2020/08/21
コンビニエンスストア最大手セブン―イレブン・ジャパンは売上高で評価していた人事制度を見直す。オーナー支援など40項目の業務プロセスを重視する。本部主導の画一的な店舗戦略を改め、地域特性に合う店づくりを促す。成長が鈍化するコンビニ業界でのセブンの取り組みは、他の小売りにも影響を与えそうだ。
評価制度の抜本的な変更は1973年の創業以来初めて。店舗経営にかかわる本部社員約3300人が対象で、今冬の賞与から反映する。2019年に24時間営業を巡り一部オーナーと関係が悪化したことを受け、オーナーとの連携を重視する狙いもある。
出店地区を統括する約300人の責任者(エリアマネージャー)の場合、担当地区の売上高や利益の達成度合いが人事評価の7割を占めていたが、これを3割に引き下げる。

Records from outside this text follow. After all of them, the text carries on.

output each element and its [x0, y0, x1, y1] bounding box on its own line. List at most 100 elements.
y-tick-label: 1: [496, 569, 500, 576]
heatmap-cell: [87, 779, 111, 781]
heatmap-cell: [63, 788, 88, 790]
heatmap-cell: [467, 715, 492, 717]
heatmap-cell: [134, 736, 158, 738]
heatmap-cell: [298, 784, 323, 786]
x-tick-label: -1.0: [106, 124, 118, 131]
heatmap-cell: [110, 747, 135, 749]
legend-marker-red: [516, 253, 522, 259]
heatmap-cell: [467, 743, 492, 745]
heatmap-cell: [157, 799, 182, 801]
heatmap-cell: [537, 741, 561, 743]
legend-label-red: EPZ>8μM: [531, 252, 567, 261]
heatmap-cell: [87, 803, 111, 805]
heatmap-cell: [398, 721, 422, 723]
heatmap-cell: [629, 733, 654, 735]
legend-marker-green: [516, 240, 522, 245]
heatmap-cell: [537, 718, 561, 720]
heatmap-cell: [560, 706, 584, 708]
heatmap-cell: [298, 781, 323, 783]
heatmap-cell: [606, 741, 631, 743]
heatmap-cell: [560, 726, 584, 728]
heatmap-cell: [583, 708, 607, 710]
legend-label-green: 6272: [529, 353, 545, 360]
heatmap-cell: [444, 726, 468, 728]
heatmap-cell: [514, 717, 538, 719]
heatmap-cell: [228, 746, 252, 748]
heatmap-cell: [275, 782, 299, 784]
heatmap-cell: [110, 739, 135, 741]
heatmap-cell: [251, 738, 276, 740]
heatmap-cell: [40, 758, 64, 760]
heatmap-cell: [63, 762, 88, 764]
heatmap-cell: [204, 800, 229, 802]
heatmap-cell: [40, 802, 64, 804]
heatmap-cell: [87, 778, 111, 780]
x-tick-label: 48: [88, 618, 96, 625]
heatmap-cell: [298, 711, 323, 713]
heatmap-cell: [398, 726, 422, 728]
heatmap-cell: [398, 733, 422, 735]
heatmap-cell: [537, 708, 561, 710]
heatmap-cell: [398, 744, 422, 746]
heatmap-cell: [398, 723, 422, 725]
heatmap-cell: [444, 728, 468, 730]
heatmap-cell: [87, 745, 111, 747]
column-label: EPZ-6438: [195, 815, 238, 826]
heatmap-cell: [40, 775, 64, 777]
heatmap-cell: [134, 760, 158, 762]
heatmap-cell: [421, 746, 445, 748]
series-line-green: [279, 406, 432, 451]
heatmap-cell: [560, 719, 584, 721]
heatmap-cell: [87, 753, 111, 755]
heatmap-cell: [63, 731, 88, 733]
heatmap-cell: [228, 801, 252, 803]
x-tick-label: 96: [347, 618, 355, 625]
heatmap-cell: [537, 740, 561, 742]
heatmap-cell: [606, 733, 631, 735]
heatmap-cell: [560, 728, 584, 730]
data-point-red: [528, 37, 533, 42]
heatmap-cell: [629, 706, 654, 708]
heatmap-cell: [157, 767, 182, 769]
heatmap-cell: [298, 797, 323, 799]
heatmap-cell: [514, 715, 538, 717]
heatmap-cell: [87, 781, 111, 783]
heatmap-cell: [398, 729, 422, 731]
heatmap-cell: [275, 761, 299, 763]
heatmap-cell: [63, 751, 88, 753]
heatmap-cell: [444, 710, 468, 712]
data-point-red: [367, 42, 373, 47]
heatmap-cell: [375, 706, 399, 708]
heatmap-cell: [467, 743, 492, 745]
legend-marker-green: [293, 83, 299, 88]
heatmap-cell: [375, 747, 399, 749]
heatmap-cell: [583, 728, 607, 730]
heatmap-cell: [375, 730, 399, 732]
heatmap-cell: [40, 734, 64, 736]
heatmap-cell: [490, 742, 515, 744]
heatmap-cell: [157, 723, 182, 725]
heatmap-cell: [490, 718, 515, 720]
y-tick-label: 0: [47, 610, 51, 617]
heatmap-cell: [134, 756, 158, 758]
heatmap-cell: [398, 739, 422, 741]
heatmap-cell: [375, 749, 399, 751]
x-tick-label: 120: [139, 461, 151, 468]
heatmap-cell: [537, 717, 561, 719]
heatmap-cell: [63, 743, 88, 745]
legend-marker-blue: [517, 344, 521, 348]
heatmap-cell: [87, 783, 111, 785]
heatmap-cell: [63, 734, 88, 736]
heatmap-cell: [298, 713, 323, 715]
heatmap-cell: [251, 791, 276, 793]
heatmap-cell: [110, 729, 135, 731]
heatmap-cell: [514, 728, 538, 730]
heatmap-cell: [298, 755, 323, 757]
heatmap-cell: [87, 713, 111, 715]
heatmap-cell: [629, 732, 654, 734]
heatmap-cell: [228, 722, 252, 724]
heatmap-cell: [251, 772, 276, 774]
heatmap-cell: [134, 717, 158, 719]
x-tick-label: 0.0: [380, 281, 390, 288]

その一方でオーナーへの経営助言や売れ筋商品の理解度といった業務プロセスを7割に高めオーナーとの連携を重視する。約3千人の店舗経営相談員でも業績評価の割合を4割から2割に下げ、プロセス重視の比重を高める。
(日本経済新聞 8月14日)
「利は元にあり」という商いの原理に基づけば、フランチャイズ(FC)展開で営むチェーンの場合、加盟店オーナーとの信頼関係が盛衰の鍵である。わかりきった理屈だが、共存共栄を掲げながらも本部・加盟店間のトラブルが絶えない。かつてFCコンサルタントの羽田治光氏が「FCはトラブル産業」と喝破したことがあった。当然、FC関係者からは反論も出たが、一面の真理を突いているのではないか。
コンビニエンスストアの営業時間をめぐる紛争をみても、いまだに本部が加盟店を支配する構図がつづいている。これは本部の経営姿勢もさることながら、本部に有利な内容で組み立てられたFCという仕組みにも由来する。ただ、本部に有利な仕組みでないと加盟店が逸脱した行動におよび、FC全体が揺らいでしまうリスクもあるから、本部・加盟店間の力関係自体はやむをえない。
この現状を踏まえて共存共栄を浸透させるには、本部社員の業務評価でオーナーとの連携を重視するのは必然だろう。